What good water disclosure looks like

CDP's Water questionnaire is the most comprehensive disclosure framework for corporate water risk. It requires companies to disclose water withdrawal by source and quality, water consumption, wastewater discharge, risk identification at the site level, targets, and business impacts already experienced.

Only about 30% of Fortune 500 companies disclose to CDP Water. Of those, approximately half disclose at a site-level rather than just aggregate company-level. Site-level disclosure is the only way to assess actual basin-level risk — company aggregates are nearly useless for risk assessment.

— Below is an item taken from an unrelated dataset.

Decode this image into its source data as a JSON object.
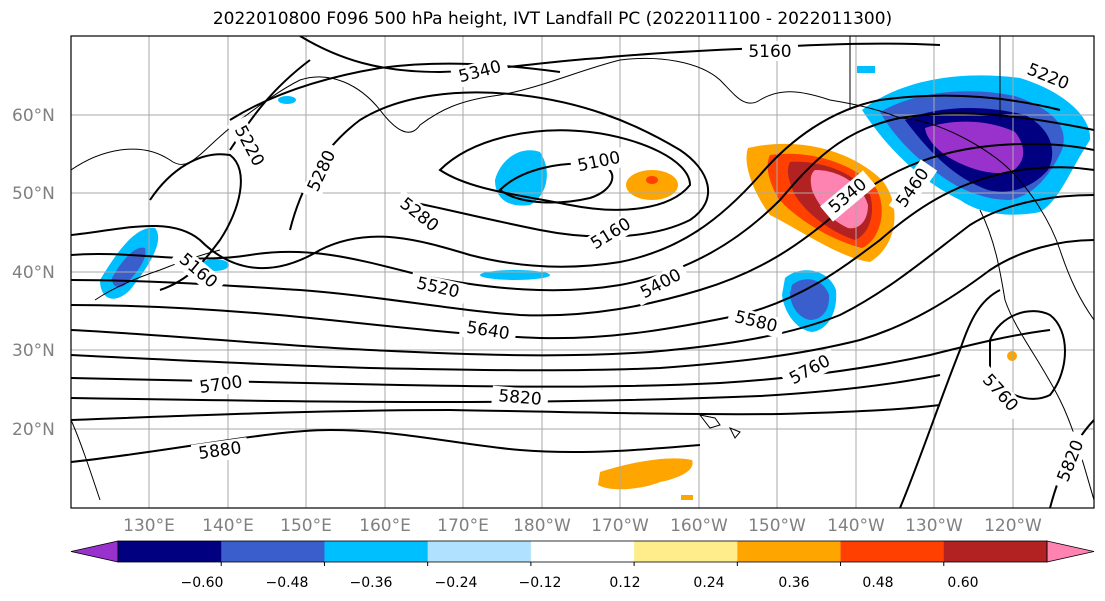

Water risk assessment checklist

  • Does the company disclose to CDP Water Security questionnaire?
  • Are withdrawals disclosed by site/basin, not just company total?
  • Map key facilities against WRI Aqueduct stress scores
  • Are water targets absolute (volume) or intensity-based?
  • Has the company experienced water-related production disruptions in past 3 years?
  • What is the regulatory trend in key operating jurisdictions on water pricing?
  • Does the company assess supplier water risk in agricultural/mining supply chains?
  • Is water covered in the company's TCFD climate physical risk assessment?

The insurance signal

The insurance industry is the forward-looking market for physical risk. Swiss Re and Munich Re's pullback from insuring assets in flood-prone and drought-stressed regions is a real-time price signal about physical water risk. Companies whose key assets are becoming uninsurable at reasonable rates face material balance sheet risk that current ESG scores do not adequately capture.